It’s the 16th of August 2019, a typical cloudy summer day in Berkhamsted, some 40 km north west of London. The teams participating in the Hult Prize Startup Accelerator, the biggest annual social accelerator, have already finished pitching their ideas and they were impatiently waiting for the results. They had only one week of work since their last pitch and this announcement will be very crucial since they are already halfway through their stay.
The await is over, Ahmad Ashkar, founder and CEO of Hult Prize, grabbed the mic and asked everyone to pay attention before passing it to one of the mentors to announce the top 3 and bottom 3 teams, out of the 40 teams that were present at Ashridge Castle. Everybody stopped eating and stared carefully at her. The lovely Carolina Arriagada started by announcing the bottom 3 teams. They were nowhere near being decieved. To be honest, even being the worst team there was no shame. It was like the world cup of social entrepreneurs: all the teams worked hard to earn their place there, and that’s something they should definitely be proud of.

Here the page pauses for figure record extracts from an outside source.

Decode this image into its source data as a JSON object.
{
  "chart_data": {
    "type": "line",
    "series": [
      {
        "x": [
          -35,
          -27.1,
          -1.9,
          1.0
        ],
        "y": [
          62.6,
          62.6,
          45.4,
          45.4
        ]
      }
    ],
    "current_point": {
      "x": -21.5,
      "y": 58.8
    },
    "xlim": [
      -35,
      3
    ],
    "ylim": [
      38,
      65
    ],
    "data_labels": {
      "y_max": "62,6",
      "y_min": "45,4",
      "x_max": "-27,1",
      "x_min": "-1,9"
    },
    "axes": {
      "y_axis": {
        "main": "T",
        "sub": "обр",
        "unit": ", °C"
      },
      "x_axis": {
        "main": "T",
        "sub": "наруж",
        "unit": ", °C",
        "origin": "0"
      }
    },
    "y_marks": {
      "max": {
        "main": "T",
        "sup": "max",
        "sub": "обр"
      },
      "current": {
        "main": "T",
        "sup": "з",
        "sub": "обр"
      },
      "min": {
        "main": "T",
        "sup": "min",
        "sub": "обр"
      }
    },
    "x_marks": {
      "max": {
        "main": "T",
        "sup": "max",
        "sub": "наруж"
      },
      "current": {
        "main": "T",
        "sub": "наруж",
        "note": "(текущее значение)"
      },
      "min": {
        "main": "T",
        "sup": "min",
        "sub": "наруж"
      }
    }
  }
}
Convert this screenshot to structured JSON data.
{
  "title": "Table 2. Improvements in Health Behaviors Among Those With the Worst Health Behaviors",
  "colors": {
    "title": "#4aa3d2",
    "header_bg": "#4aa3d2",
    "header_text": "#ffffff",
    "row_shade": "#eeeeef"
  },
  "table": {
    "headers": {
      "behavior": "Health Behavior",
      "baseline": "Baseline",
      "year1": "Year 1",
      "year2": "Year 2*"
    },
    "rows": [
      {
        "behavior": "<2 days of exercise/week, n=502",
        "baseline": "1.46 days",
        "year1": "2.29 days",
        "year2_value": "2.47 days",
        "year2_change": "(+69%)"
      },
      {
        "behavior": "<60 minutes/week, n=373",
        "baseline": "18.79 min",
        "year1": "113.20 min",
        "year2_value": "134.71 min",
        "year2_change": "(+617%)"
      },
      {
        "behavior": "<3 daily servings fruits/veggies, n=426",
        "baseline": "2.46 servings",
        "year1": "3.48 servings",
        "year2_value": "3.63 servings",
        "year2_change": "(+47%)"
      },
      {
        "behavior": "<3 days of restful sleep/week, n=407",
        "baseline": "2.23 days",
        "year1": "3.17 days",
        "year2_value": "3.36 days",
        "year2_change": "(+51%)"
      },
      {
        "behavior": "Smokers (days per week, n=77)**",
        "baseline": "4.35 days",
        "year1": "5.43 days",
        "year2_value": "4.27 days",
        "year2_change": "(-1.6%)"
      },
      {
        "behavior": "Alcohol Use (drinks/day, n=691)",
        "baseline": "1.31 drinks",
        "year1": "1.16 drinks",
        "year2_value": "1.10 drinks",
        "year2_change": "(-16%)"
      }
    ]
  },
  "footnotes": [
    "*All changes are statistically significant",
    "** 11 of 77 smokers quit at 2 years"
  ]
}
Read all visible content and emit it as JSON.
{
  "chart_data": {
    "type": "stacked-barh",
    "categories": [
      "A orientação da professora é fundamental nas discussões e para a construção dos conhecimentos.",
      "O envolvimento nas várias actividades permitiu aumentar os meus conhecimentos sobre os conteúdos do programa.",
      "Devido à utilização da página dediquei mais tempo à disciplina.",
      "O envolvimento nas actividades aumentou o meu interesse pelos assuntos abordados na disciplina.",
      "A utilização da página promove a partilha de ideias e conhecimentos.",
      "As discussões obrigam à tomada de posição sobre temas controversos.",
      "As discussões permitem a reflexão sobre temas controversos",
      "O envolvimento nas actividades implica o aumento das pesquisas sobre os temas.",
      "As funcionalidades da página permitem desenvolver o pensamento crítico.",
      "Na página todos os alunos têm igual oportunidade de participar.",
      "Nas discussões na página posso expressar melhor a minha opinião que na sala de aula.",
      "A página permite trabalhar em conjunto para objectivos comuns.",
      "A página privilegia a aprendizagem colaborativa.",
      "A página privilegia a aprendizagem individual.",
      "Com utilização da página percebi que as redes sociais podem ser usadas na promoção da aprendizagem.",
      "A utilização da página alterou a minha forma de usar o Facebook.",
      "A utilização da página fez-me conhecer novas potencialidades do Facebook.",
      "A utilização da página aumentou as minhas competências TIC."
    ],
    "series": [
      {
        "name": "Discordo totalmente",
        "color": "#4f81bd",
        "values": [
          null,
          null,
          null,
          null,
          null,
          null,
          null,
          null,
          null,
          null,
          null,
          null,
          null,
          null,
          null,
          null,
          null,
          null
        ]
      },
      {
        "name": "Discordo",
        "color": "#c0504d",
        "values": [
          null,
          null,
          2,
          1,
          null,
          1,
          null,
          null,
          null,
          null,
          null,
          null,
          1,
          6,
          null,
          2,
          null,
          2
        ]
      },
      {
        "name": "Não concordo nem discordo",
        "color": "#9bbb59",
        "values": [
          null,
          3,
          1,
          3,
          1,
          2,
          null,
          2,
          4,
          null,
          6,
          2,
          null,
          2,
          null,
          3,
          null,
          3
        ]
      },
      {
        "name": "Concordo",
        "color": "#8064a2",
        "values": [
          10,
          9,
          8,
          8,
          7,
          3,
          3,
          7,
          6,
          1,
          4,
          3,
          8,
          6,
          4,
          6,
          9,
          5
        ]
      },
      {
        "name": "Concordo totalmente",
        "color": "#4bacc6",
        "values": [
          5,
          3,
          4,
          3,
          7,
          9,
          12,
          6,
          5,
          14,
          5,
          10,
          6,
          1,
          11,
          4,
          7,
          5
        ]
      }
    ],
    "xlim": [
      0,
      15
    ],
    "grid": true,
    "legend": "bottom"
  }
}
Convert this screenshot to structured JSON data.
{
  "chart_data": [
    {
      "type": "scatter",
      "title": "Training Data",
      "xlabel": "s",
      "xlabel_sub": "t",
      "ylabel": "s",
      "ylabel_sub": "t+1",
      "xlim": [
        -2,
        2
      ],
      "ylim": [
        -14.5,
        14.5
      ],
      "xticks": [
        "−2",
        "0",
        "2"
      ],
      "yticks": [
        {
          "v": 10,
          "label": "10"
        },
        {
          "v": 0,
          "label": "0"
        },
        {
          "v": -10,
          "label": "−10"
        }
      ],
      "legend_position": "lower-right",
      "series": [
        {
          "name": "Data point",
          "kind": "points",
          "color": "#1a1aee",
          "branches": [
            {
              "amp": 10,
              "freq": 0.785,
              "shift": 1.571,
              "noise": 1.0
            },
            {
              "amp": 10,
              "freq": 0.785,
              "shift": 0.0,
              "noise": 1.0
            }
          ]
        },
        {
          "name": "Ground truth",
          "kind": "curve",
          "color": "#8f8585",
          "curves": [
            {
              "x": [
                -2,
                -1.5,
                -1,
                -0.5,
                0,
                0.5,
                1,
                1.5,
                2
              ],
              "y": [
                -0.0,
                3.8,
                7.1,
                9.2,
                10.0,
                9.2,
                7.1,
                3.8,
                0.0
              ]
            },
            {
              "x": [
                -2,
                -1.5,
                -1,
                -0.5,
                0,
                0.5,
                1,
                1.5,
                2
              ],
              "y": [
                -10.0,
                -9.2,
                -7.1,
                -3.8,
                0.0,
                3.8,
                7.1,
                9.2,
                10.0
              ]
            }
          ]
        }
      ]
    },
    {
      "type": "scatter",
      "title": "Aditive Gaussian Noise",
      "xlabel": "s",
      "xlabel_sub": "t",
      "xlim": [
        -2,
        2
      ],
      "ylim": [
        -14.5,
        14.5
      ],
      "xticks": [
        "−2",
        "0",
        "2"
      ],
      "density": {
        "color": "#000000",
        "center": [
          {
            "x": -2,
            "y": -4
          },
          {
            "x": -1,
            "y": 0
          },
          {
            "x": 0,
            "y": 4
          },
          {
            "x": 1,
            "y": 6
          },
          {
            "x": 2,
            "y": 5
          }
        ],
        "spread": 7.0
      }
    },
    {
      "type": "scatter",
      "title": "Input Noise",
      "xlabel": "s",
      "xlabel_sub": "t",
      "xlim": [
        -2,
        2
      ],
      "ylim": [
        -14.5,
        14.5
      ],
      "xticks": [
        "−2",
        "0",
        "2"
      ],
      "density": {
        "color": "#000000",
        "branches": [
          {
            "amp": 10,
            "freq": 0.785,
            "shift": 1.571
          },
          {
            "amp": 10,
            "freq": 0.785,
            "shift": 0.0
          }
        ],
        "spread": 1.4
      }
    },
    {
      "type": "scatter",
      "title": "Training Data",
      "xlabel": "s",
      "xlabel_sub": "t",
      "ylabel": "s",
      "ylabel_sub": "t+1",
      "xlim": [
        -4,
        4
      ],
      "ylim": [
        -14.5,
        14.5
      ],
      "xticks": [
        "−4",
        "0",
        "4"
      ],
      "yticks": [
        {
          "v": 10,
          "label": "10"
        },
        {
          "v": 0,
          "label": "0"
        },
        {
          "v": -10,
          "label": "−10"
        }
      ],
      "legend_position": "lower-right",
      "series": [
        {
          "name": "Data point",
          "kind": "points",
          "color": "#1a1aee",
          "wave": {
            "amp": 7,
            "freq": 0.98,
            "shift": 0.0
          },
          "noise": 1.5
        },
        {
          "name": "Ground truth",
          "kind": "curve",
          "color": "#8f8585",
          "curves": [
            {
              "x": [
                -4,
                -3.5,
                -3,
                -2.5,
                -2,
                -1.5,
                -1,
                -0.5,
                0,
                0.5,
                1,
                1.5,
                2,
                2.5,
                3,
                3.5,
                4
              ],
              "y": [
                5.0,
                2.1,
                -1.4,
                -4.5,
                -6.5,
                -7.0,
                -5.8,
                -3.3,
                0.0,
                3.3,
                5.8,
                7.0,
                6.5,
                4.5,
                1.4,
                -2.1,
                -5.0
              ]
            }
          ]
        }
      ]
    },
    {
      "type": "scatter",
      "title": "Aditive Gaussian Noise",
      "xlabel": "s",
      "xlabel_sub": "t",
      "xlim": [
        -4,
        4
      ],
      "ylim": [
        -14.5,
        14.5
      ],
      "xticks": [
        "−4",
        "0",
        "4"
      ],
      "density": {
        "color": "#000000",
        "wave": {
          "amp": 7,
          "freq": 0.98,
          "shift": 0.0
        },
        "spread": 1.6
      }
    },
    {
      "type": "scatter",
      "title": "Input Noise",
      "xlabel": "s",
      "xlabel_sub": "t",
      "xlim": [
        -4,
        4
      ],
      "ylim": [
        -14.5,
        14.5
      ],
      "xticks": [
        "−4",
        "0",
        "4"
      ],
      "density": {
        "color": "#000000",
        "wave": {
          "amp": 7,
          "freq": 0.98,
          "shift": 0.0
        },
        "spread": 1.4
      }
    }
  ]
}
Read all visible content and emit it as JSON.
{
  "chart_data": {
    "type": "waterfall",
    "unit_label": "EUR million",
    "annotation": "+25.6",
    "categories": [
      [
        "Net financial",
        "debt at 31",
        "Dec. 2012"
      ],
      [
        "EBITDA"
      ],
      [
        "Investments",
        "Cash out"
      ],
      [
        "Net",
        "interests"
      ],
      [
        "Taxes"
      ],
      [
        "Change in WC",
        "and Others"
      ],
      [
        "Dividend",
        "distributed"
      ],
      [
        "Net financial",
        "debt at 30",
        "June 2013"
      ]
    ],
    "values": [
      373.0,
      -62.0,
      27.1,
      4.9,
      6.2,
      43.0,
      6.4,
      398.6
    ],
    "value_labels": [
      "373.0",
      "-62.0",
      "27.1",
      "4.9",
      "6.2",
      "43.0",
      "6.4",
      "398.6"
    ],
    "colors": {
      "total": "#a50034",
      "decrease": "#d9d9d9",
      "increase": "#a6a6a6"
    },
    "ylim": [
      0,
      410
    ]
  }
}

Then, it was time to announce the best 3 teams, for that week. To my surprise, Tollabco, a platform that aims to offer internships for students from the middle east, were chosen as the best team to pitch that day. I was extremely happy for them! The three boys from Palestine were the closest to me among all the participants, we managed to develop a strong bond of friendship in a matter of few days. I even had the honor to help them preparing their pitch. I congratulated them so warmly, like Arabs do :). I knew how big it was for them. The best thing that can happen to someone is when he finally gets to see his hard work paying off.
After the announcement, I stayed with Tollabco to have a chat with them. Everyone passing by was stopping to congratulate them. They were so proud, and so was I. That’s when he came in, Ahmad Ashkar. He shook my hand and said: “Hi, my name is Ahmad!” I shook back his hand and said: “Hi Ahmad, I’m Ikdem from Tunisia. It’s so great to meet you in person”. and That’s it!
There were a lot of things that I could’ve said to him, but I just didn’t .. Why? because I honestly didn’t expect him to say those words. Somehow, his simple words marked me a lot. He was the founder and CEO of Hult Prize. In a matter of 10 years, he managed to take his Idea from a simple competition inside the Hult International Business School to the biggest movement of social entrepreneurs in the world. I already knew who he was and what he has achieved in his life. I knew where he came from and how far he came. I was representing his business in my University, the University of Tunis el Manar. Yet, he was introducing himself to me as I had no idea who he was. That was some great piece of humbleness. Of course, in the next few days, I had the chance to talk to him again, to make a pitch in front of him, and even to smoke “shisha” with him. But, he has never acted as the one who owns the place or as the big boss that everyone needs to respect or worship. He gained that respect through humbleness. That’s exactly the kind of bosses I wanna be around.
In fact, everyone in that accelerator, from the “simple” competitors to the “prestigious” mentors were kind and friendly. These are the people someone needs to surround himself with. That was the movement I decided to belong to.
That was Hult Prize, ladies and Gentlemen, and that was Ahmad Ashkar. You can all be part of the change they are looking to do by becoming the next Campus Director of Hult Prize in your universities, same as I did. Or by competing with a team of 3–4 people from your university and try to grab that 1M dollars of fund for your idea!